On [0,a] $k_{c,d}\circ p$ is the positive linear map of [0,a] to [0,c], followed by the positive linear map of [0,c] to I, followed by f. This equals the positive linear map of [0,a] to I, followed by f, which is precisely $k_{a,b}$ . Similar logic holds for the intervals [a,b] and [b,1].

$p$ is a path in I from 0 to 1, and so is the identity map $i: I\to I$ . Since I is convex, there is a path homotopy P in I between p and i. Then, $k_{c,d}\circ P$ is a path homotopy in X between $k_{a,b}$ and $k_{c.d}$ .

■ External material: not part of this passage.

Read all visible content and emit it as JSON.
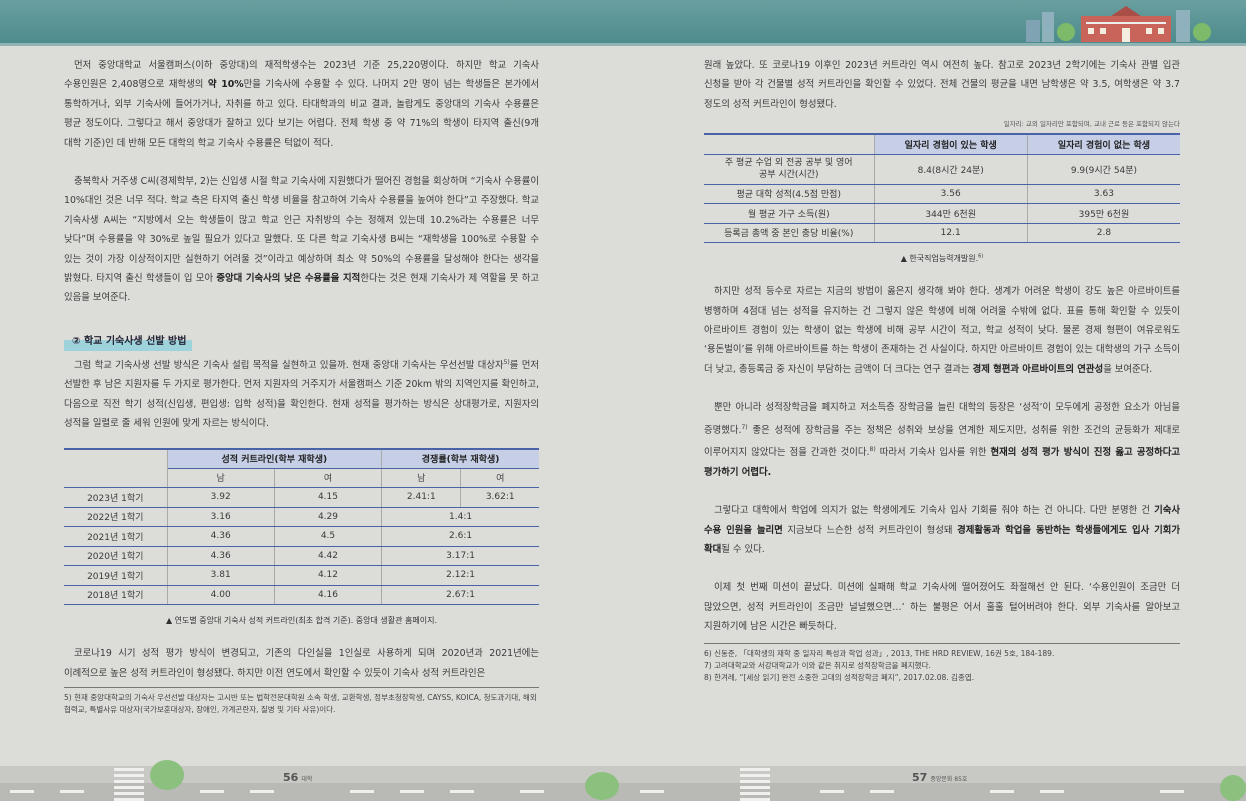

Now the question many will be asking is: What has this got to do with associativity. According to the author Munkres, “a great deal”! We check that the product $f*(g*h)$ is exactly the triple product $k_{a,b}$ in the case where $a=1/2$ and $b=3/4$ .

By definition,

$(g*h)(s)=\begin{cases} g(2s)\ &\text{for }s\in [0,\frac{1}{2}]\\ h(2s-1)\ &\text{for }s\in [\frac{1}{2},1] \end{cases}$

Thus, $f*(g*h)(s)=\begin{cases} f(2s)\ &\text{for }s\in [0,\frac{1}{2}]\\ (g*h)(2s-1)\ &\text{for }s\in [\frac{1}{2},1] \end{cases} =\begin{cases} f(2s)\ &\text{for }s\in [0,\frac{1}{2}]\\ g(4s-2)\ &\text{for }s\in [\frac{1}{2},\frac{3}{4}]\\ h(4s-3) &\text{for }s\in [\frac{3}{4},1] \end{cases}$

We can also check in a very similar way that $(f*g)*h)=k_{c,d}$ when c=1/4 and d=1/2. Thus, the these two products are path homotopic, and we have finally proven the associativity of *.